My question for the protestors is this: what kind of 'freedom' do you think ignoring lockdowns will bring?
I imagine it is the kind that would allow you, like the family from Wuhan, to go to a nice restaurant with your family today and have a meal?
I'd love to do that too, but I understand that to do so would be to put my life at risk, and the lives of others.
Why don't the protestors understand this? I suspect the main reason is that they don't believe or trust the 'experts' telling them not to.
So, they see lockdowns as some kind of tyrannical threat being driven by politically motivated opponents who want to control their lives, a belief that has been disgracefully fuelled by their President.
I once had a very friendly conversation with a Texan oil tycoon about guns, at a time when I was engaged in a series of very unfriendly gun-related conversations on air at CNN following the Sandy Hook massacre.
He explained to me that the reason so many Americans believe so passionately in the right to bear arms is that they genuinely fear the government may turn tyrannical on them and they need to be armed to defend their liberty for when that time comes.
I didn't agree with that argument – not least because the US government has 5000 nuclear warheads at its disposal - but I understood it.
I think this mindset explains why so many Americans are taking to the streets to protest against being locked down.
They see it as an assault on their liberty, which is the very cornerstone of every American's constitutional rights.
But it's not.
In fact, it's the opposite: the lockdowns are designed to protect life and preserve liberty.
Until there is a successful vaccine for COVID-19, or enough mass testing to work out who has had it, and whether they have developed an immunity, the lockdowns are going to be an absolutely vital tool in fighting the virus.
Yet impatient leaders like Georgia governor Brian Kemp have announced plans to imminently reopen their state's economy, including hair salons, fitness centres, movie theaters and restaurants, at a time when Georgia – which has some of the highest asthma rates in the US - is seeing rising death and infection numbers.
This is premature, reckless and will cost lives.
Just as it is particularly stupid and dangerous for the protestors to ignore social distancing rules as they protest, as we see so many doing.
This will also cost lives.
And if they don't believe me, I urge them all to consider the story of a man named John McDaniel, 60, from Marion County in Ohio.
On March 15, he was so enraged by Governor Mike DeWine's lockdown measures that he posted the following on Facebook: 'If what I'm hearing is true, that DeWine has ordered the bars and restaurants to be closed, I say bullsh*t!
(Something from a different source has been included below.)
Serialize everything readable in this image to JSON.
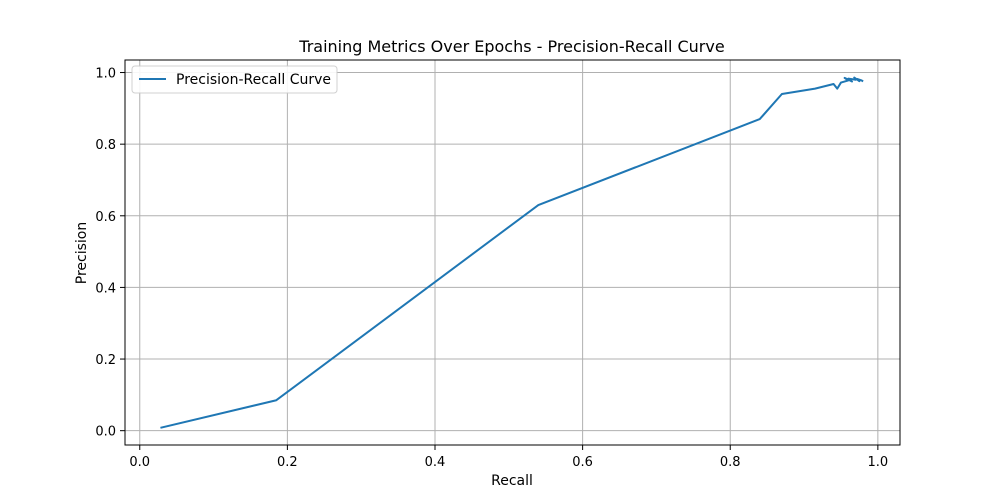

He doesn't have the authority. If you are paranoid about getting sick just don't go out. It shouldn't keep those of us from living our lives. This madness has to stop.'
Two days earlier, McDaniel, married with two children and boss of an industrial equipment supply company, suggested the dangers posed by the coronavirus had been massively exaggerated.
'Does anybody have the guts to say this COVID-19 is a political ploy? Asking for a friend. Prove me wrong.'
John McDaniel died from COVID-19 on April 15.
4 comments:
I wear a mask when I go out for necessities. I do think some jurisdictions have taken restrictions a bit too far.
I don't believe Covid-19 is a political ploy. It is, however, being used as a political focus by people who believe in increasing the power of government and decreasing the freedom of the people every chance they get. The bug gives them a chance, a BIG chance. They are attempting to take advantage of it.
The government shouldn't try to be my mother. They're more like the creepy uncle you don't trust or want to be around.
Thank You Anon. I agree. I ain't wearing no stinking masks. And I go where I like, when I like, and how I like. I figure I'm a big boy now. I no longer need a mommy.